Zunächst einmal warnt der Deutsche Wetterdienst vor Stark- und
Dauerregenereignissen, entsprechend sollte man in diesen Regionen im
Straßenverkehr besondere Vorsicht walten lassen. Allerdings handelt
es sich dabei meist nur im lokal eng begrenzt auftretende Phänomene.
Aufgrund sich ansammelnder Wassermassen kann dann Aquaplaning
auftreten. Dies ist insbesondere dann der Fall, wenn das vom
heranrollenden Reifen verdrängte Wasser auf der Straße nicht mehr
schnell genug abfließen kann. Dann schiebt sich das Wasser wie ein
Keil unter die Reifenaufstandsfläche, wodurch der Reifen den Kontakt
zur Straße verliert und auf den Wasserfilm aufschwimmt. Durch den
Kontaktverlust können auch meist keine Lenk- oder Bremskräfte mehr
auf die Fahrbahn übertragen werden und dem Fahrer droht ein
Kontrollverlust.

Damit Aquaplaning überhaupt erst entsteht, werden aber eine Vielzahl
an Einflussfaktoren benötigt:

Zunächst braucht es einen Wasserfilm auf der Straße.
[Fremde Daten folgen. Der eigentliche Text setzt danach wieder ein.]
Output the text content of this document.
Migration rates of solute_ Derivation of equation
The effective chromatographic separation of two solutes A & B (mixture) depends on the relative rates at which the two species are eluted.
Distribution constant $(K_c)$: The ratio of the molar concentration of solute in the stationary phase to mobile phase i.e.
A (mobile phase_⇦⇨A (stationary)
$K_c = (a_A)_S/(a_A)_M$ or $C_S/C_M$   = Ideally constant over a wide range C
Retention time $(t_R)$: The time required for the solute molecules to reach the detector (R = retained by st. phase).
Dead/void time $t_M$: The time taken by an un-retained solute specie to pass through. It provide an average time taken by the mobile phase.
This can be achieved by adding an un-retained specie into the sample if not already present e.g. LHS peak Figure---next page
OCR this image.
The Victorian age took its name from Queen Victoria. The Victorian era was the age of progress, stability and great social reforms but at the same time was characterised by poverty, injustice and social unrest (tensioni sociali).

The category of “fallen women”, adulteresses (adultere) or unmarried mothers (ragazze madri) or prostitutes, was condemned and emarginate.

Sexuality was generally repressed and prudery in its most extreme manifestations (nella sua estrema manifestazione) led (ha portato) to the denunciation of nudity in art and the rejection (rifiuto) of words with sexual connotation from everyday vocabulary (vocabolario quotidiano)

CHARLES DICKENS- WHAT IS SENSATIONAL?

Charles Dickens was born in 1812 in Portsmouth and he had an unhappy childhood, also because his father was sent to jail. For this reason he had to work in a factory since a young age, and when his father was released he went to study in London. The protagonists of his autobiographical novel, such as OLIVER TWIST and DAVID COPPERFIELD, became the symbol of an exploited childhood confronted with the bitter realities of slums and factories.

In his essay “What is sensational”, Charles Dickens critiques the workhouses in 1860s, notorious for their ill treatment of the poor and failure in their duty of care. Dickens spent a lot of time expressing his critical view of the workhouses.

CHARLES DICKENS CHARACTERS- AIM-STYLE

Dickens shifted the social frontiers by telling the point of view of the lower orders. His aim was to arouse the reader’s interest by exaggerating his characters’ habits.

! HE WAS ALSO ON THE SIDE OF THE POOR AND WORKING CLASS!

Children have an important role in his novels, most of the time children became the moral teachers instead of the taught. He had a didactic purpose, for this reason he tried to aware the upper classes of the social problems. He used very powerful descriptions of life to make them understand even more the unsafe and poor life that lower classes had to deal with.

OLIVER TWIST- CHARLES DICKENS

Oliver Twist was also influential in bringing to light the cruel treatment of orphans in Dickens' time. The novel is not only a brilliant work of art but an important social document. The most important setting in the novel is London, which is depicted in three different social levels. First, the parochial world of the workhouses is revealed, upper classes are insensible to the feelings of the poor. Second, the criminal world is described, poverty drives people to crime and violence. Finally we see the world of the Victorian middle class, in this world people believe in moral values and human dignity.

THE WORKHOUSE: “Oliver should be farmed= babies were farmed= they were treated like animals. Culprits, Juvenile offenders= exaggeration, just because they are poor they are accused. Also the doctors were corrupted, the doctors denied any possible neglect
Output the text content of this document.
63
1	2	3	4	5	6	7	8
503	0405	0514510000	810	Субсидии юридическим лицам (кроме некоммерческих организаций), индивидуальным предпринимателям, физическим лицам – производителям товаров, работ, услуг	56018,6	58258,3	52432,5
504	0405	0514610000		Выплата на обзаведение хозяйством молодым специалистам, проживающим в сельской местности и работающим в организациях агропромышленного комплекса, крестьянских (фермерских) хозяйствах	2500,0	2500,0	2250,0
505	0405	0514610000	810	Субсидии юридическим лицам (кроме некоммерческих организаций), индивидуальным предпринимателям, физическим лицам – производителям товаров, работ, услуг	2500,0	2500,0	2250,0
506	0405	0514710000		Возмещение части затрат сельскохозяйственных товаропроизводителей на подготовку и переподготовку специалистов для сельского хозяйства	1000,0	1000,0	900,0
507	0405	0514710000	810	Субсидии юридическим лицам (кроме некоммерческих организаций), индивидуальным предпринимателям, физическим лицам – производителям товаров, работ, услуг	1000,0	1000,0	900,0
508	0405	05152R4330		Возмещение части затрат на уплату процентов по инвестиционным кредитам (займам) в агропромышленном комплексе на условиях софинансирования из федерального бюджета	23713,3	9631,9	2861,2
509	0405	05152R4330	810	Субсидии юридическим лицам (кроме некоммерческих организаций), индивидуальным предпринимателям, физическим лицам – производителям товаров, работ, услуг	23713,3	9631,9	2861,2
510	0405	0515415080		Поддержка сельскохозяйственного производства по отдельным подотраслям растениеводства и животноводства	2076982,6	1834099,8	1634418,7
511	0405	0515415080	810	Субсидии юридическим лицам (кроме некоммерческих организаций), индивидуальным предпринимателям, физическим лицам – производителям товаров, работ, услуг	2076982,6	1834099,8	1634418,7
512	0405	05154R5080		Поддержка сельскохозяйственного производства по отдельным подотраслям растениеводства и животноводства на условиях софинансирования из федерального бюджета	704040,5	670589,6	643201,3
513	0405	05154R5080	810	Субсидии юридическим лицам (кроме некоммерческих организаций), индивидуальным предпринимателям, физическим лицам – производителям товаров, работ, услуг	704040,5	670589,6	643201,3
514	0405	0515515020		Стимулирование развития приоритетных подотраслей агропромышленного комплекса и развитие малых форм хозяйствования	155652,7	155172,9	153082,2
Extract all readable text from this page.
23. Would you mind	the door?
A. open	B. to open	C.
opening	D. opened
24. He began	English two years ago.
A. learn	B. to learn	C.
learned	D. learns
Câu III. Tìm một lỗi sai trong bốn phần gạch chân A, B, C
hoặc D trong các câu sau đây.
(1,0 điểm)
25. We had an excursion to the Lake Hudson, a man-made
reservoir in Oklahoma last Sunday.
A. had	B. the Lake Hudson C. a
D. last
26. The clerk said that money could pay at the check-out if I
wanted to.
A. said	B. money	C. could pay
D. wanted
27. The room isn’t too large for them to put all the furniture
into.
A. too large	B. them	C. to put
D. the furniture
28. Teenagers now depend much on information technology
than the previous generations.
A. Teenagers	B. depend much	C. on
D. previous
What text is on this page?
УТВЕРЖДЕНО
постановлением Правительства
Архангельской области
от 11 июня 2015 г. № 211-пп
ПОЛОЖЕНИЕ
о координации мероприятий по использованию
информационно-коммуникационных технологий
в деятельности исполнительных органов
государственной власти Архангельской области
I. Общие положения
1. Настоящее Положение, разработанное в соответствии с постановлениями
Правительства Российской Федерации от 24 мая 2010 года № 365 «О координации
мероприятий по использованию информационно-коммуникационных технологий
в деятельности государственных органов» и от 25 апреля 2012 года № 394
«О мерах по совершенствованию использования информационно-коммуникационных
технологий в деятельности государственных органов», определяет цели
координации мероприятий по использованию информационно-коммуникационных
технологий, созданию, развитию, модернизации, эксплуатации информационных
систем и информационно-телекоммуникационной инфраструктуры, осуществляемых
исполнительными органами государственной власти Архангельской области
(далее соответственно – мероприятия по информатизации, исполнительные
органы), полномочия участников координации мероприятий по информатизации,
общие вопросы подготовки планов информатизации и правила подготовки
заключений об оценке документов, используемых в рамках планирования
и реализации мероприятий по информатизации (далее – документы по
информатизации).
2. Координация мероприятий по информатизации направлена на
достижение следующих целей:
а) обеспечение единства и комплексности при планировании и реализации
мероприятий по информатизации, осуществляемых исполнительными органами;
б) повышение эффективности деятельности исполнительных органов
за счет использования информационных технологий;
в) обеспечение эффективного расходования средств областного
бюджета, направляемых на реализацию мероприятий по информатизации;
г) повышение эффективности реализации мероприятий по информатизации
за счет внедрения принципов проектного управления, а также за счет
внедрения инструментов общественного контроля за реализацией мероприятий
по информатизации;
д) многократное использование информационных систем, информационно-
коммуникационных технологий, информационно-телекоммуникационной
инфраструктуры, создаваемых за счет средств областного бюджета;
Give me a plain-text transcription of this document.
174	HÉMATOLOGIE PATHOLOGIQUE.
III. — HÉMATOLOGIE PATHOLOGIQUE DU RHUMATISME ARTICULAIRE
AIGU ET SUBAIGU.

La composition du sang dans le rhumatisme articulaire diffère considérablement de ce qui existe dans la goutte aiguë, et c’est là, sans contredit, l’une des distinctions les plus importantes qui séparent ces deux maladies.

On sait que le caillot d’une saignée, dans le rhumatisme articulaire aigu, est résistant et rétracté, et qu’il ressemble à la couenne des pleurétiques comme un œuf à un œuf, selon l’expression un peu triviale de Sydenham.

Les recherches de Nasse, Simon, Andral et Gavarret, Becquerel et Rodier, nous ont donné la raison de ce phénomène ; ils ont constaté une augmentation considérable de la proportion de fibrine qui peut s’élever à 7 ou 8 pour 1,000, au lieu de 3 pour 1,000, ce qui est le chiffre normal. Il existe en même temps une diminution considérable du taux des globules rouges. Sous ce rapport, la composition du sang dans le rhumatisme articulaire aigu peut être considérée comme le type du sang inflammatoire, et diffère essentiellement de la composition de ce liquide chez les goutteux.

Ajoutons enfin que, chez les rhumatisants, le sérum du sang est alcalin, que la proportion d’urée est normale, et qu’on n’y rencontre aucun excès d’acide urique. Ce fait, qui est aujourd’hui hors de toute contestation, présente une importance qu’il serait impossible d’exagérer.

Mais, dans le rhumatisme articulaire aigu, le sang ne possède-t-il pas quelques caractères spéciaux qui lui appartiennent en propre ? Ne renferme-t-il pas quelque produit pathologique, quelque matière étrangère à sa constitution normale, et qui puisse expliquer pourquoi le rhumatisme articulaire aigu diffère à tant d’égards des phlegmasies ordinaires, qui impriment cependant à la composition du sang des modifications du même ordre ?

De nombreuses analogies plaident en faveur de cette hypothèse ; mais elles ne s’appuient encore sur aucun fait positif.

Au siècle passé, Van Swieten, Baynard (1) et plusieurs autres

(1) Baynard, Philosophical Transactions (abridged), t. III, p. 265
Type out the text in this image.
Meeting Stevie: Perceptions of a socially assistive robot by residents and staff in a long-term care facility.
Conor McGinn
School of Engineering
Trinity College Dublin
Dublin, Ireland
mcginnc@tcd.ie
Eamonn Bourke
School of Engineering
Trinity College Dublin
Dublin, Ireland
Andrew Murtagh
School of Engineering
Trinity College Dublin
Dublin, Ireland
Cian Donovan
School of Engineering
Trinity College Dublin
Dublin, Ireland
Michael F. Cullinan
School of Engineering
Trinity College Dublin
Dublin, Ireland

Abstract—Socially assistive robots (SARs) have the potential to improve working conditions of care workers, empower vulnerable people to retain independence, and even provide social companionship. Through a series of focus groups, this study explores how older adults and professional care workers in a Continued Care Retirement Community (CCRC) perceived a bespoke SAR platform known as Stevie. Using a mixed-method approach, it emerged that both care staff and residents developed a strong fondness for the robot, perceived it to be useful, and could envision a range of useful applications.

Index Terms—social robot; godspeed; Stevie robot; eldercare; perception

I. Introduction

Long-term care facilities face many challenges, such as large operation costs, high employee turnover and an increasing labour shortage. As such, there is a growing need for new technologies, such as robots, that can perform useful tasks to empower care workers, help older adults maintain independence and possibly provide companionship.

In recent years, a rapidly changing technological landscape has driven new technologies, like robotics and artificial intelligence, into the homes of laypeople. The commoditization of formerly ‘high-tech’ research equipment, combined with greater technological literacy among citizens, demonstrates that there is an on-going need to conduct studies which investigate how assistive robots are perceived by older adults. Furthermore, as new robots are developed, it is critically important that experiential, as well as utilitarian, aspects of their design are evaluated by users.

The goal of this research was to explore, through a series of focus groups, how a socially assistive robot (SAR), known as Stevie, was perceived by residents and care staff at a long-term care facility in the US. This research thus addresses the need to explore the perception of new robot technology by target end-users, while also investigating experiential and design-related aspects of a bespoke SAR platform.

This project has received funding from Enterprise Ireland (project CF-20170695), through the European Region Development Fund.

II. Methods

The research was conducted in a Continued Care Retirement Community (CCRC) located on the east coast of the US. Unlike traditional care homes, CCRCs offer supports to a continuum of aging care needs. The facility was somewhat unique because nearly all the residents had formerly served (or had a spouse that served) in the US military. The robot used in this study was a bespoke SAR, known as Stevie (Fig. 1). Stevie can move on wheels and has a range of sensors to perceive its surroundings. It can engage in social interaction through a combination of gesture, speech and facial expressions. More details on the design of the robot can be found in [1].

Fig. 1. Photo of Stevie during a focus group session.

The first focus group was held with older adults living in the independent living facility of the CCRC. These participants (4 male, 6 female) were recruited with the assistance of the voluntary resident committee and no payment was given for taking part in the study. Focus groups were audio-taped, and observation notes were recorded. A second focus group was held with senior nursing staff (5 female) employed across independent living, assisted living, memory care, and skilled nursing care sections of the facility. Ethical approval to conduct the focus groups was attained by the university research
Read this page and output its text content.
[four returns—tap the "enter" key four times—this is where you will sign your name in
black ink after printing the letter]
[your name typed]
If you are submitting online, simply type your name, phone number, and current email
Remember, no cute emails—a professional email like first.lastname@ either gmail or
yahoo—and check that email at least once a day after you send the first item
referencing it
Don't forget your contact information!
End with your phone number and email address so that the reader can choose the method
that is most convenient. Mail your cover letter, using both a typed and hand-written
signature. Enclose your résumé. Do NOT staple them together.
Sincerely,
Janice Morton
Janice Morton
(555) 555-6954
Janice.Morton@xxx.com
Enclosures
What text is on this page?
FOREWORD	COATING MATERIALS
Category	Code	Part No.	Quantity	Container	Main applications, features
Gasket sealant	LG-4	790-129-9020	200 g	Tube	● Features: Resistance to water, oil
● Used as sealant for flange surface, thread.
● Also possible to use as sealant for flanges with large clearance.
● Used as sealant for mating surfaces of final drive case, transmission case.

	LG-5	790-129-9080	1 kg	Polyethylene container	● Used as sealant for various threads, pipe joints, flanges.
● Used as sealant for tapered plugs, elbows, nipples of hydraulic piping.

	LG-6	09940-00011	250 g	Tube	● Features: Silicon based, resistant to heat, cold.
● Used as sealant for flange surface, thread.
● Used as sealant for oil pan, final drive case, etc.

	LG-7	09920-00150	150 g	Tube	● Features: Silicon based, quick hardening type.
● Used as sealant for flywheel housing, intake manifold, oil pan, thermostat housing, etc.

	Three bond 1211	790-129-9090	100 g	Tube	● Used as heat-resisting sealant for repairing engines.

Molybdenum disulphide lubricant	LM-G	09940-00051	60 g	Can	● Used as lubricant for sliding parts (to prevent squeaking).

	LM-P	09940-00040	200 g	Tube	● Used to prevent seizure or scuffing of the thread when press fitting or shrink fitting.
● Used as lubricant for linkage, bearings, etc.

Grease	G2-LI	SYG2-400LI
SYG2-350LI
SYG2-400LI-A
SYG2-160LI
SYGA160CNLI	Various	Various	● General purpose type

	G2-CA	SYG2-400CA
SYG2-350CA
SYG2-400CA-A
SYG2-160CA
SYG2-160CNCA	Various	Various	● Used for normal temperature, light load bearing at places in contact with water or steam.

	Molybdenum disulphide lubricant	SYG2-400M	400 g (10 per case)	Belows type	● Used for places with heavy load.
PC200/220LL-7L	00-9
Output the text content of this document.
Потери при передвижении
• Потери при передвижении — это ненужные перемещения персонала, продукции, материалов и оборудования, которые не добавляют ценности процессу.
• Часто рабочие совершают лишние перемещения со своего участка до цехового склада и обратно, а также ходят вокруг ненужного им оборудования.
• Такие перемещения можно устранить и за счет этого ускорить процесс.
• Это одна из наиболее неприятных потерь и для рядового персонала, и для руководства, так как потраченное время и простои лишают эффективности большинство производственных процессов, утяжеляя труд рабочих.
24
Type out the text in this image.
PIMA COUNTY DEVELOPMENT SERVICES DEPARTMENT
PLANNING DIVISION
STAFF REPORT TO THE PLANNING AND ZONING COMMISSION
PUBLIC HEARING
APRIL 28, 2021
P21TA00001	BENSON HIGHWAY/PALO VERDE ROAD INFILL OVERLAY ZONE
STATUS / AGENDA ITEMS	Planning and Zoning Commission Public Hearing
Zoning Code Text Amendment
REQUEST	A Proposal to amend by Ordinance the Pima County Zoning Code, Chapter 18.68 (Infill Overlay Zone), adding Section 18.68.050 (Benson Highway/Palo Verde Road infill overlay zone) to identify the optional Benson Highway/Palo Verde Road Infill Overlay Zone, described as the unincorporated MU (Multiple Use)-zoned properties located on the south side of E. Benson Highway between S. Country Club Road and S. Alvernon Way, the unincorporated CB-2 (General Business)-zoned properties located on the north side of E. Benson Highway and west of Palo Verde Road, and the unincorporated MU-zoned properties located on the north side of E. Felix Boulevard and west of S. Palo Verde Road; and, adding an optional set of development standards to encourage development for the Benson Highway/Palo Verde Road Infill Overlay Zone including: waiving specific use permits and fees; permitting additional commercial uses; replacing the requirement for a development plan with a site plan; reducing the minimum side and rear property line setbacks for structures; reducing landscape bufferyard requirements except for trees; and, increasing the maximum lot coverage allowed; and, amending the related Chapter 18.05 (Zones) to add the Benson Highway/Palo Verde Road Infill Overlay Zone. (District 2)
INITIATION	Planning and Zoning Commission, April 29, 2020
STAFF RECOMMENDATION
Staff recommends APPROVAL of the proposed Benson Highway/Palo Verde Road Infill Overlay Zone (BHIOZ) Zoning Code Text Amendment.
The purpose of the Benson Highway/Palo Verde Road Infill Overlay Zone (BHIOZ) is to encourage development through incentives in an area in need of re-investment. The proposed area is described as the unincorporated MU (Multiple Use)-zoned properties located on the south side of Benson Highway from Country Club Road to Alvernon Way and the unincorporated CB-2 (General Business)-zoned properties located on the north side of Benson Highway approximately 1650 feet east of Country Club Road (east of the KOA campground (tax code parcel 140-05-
Die Dicke des
Wasserfilms ist abhängig von der Niederschlagsintensität (im Sinne
von Niederschlagsmenge pro Zeiteinheit) und der Wassermenge, die von
der Fahrbahn abfließen kann. Mit zunehmender Höhe des Wasserfilms auf
der Straße steigt die Gefahr von Aquaplaning.

Natürlich sind aber auch einige Faktoren des Fahrzeugs von großer
Bedeutung. Beispielsweise spielt die Geschwindigkeit des Fahrzeugs
eine Rolle. Je höher diese ausfällt, desto größer die
Aquaplaninggefahr. Dies ist auch der einzige Faktor, der vom
Autofahrer bei Gefahr sofort beeinflusst werden kann. Ebenfalls von
großer Bedeutung ist die Bereifung. Je schlechter das Profil (Form
und Tiefe) des Reifens und je breiter der Reifen ist, desto eher
neigt er zu Aquaplaning. Aus fahrdynamischen Gesichtspunkten ist es
besser, die Reifen mit dem besten Profil auf der Hinterachse zu
montieren. Ebenso wirkt sich zu geringer Reifendruck negativ aus.
Zusätzlich erschwert eine durch niedrigen Reifendruck bedingte
Neigung der Aufstandsfläche nach innen das seitliche Verdrängen des
Wassers. Weiterhin haben der Zustand der Stoßdämpfer und zu einem
geringen Teil auch das Fahrzeuggewicht sowie die Lastverteilung auf
Vorder- und Hinterräder einen Einfluss auf die Entstehung von
Aquaplaning.

Auch die Bauart und der Belag der Fahrbahn spielen eine Rolle. Ein
unebener Belag und eine geringe Straßenneigung führen vermehrt zu
Aquaplaning. Entsprechend besteht vor allem in Senken,
Unterführungen, Kurven und bei Spurrillen erhöhte Gefahr.

Gerät man dann wider Erwarten in die Situation, dass sich sehr viel
Wasser auf der Straße sammelt, schaltet man lieber das Radio aus.
Treten laute Wassergeräusche im Kotflügelbereich auf, ist das eine
klare Vorwarnung für ein mögliches Auftreten von Aquaplaning. Im
besten Fall reduziert man bereits im Vorfeld die Geschwindigkeit des
eigenen Fahrzeugs und vergrößert den Abstand zum Vordermann.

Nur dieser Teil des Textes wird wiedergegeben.